Première nouvelle espèce décrite en provenance de Marble Canyon dans les schistes de Burgess

Toronto (Ontario) – Qu’est-ce que les papillons, les araignées et les homards ont en commun? Ils descendent tous d’une espèce aujourd’hui disparue qui vient d’être identifiée : Yawunik kootenayi, une créature marine munie de deux paires d’yeux et d’appendices préhensiles proéminents qui a vécu il y a 508 millions d’années – plus de 250 millions d’années avant les premiers dinosaures.

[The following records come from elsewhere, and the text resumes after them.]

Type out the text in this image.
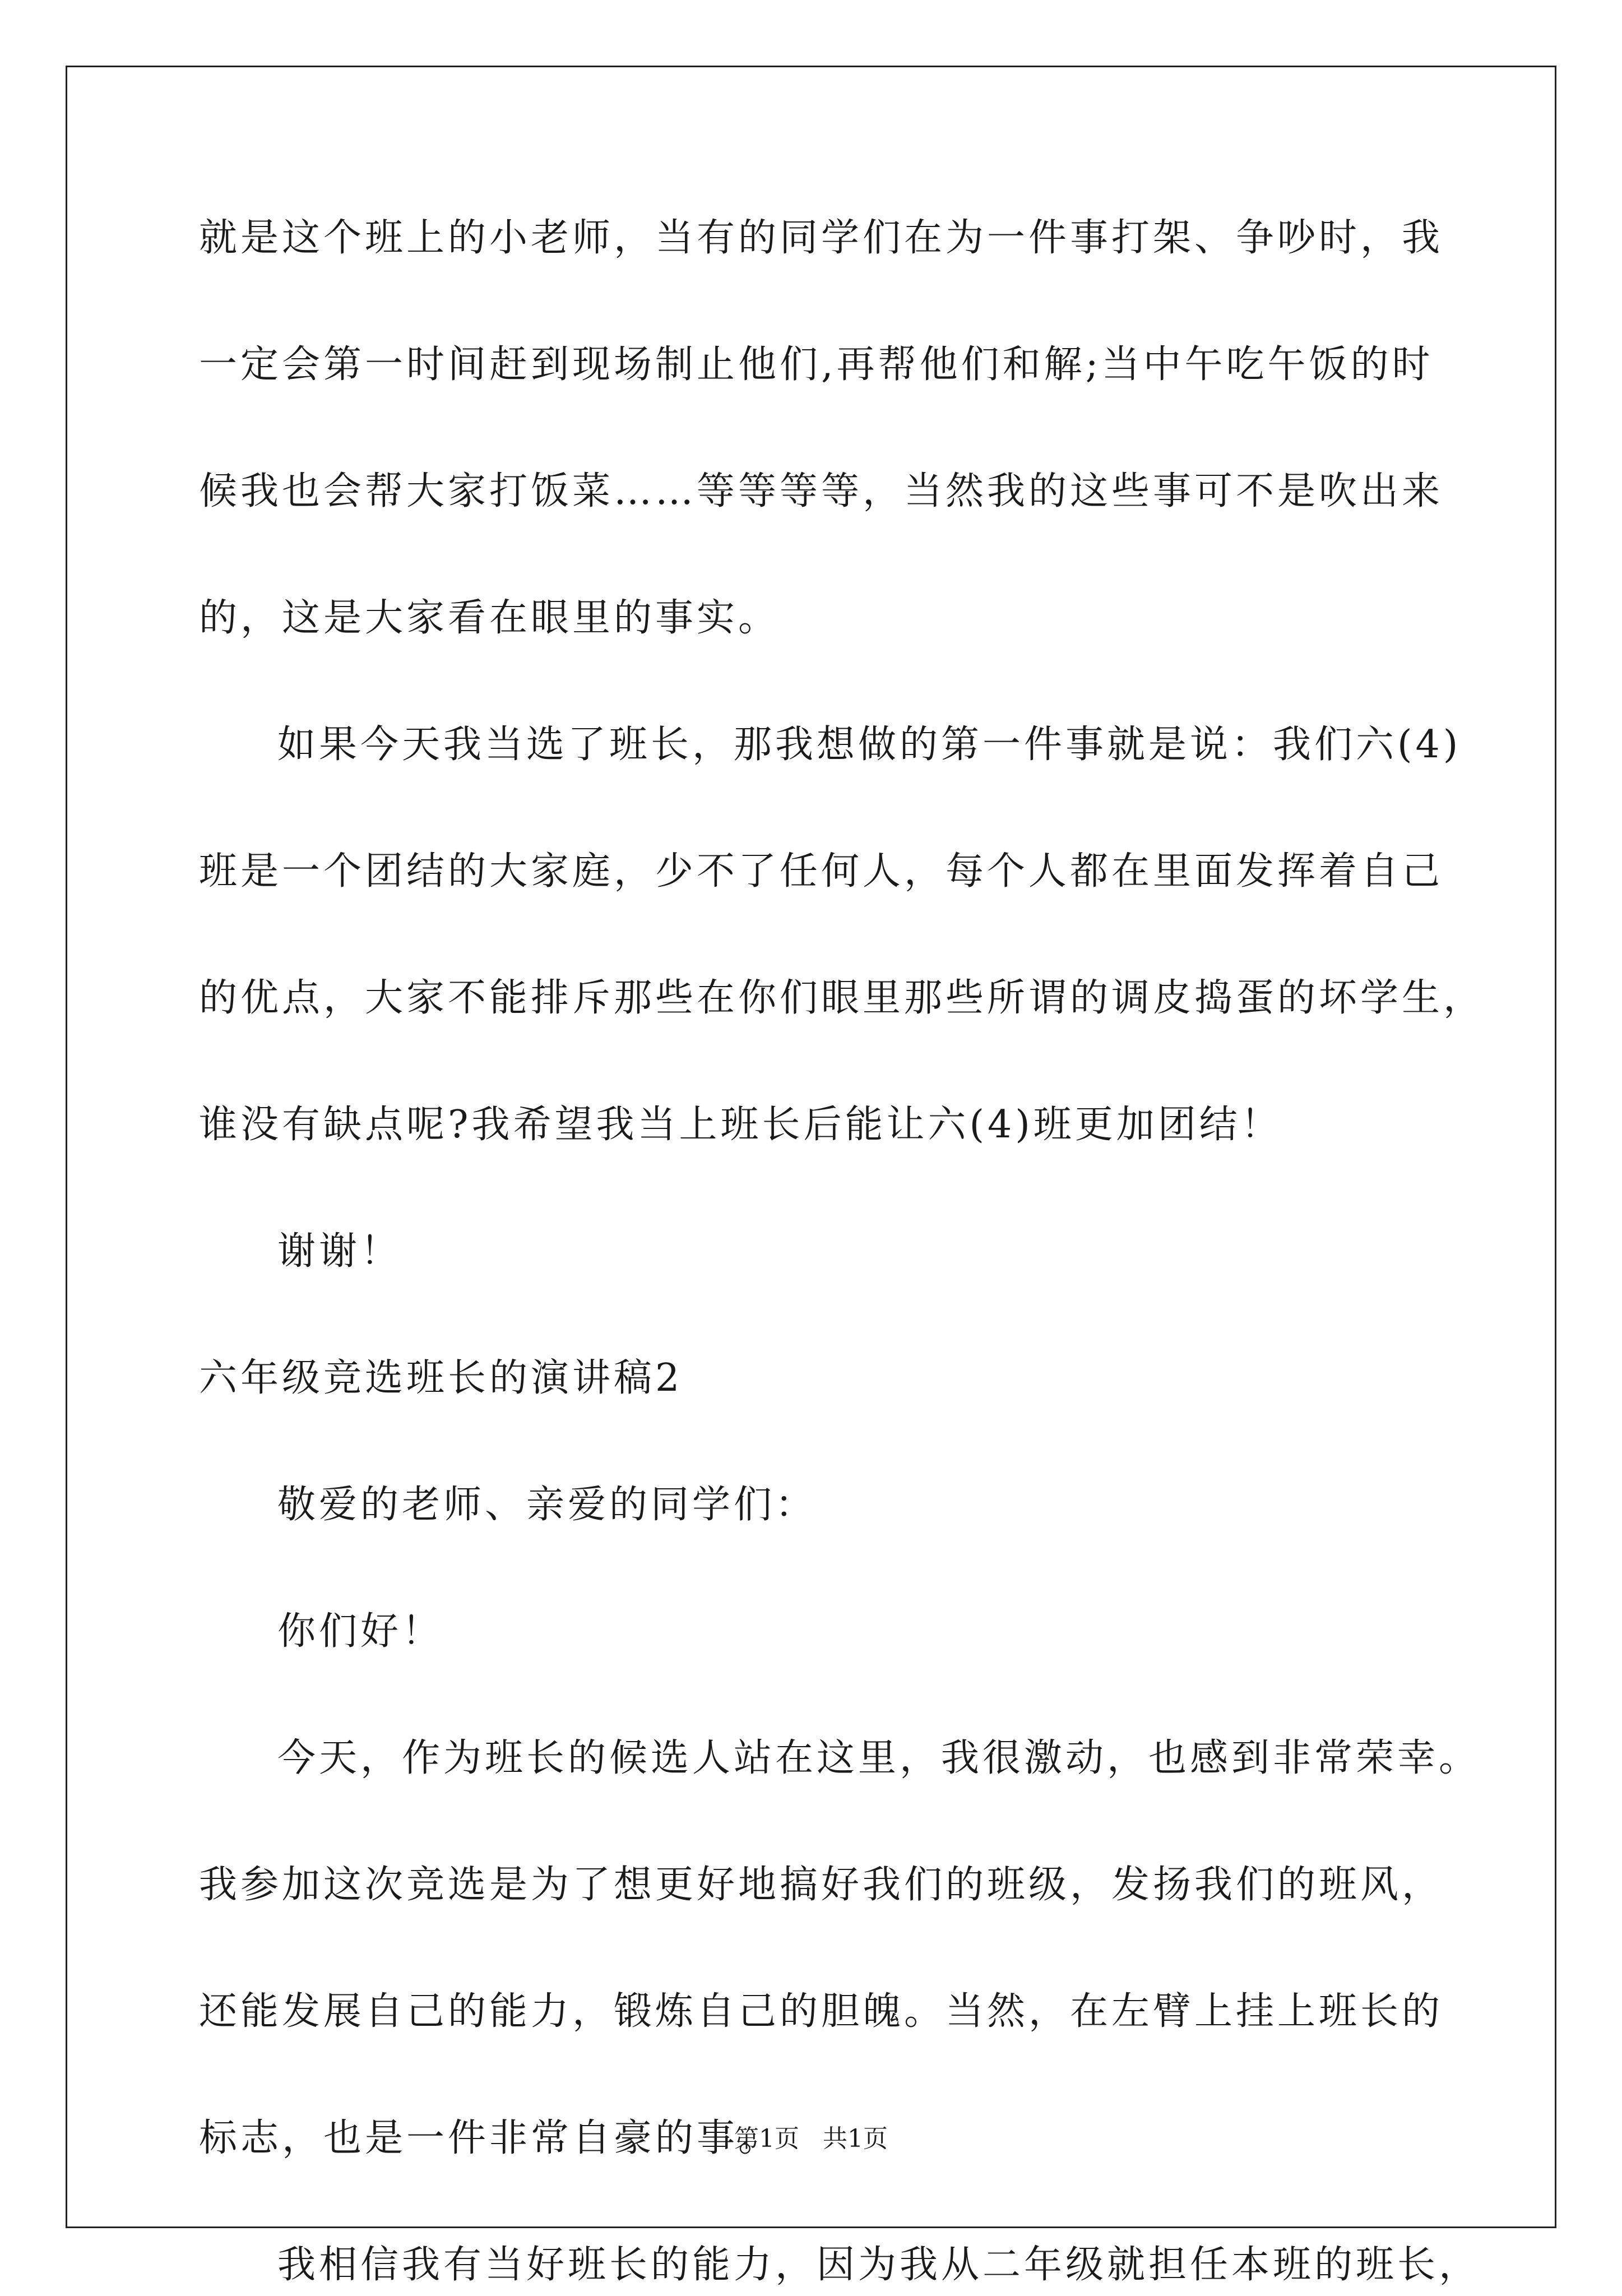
就是这个班上的小老师，当有的同学们在为一件事打架、争吵时，我
一定会第一时间赶到现场制止他们,再帮他们和解;当中午吃午饭的时
候我也会帮大家打饭菜……等等等等，当然我的这些事可不是吹出来
的，这是大家看在眼里的事实。
如果今天我当选了班长，那我想做的第一件事就是说：我们六(4)
班是一个团结的大家庭，少不了任何人，每个人都在里面发挥着自己
的优点，大家不能排斥那些在你们眼里那些所谓的调皮捣蛋的坏学生，
谁没有缺点呢?我希望我当上班长后能让六(4)班更加团结！
谢谢！
六年级竞选班长的演讲稿2
敬爱的老师、亲爱的同学们：
你们好！
今天，作为班长的候选人站在这里，我很激动，也感到非常荣幸。
我参加这次竞选是为了想更好地搞好我们的班级，发扬我们的班风，
还能发展自己的能力，锻炼自己的胆魄。当然，在左臂上挂上班长的
标志，也是一件非常自豪的事。
我相信我有当好班长的能力，因为我从二年级就担任本班的班长，
第1页   共1页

Ce fossile a été identifié par une équipe internationale dirigée par des paléontologues de l’Université de Toronto, du Musée royal de l’Ontario (ROM) à Toronto et du Collège Pomona en Californie. Il s’agit de la première nouvelle espèce du gisement de Marble Canyon (se rattachant au célèbre dépôt fossilifère canadien des schistes de Burgess) à avoir été décrite.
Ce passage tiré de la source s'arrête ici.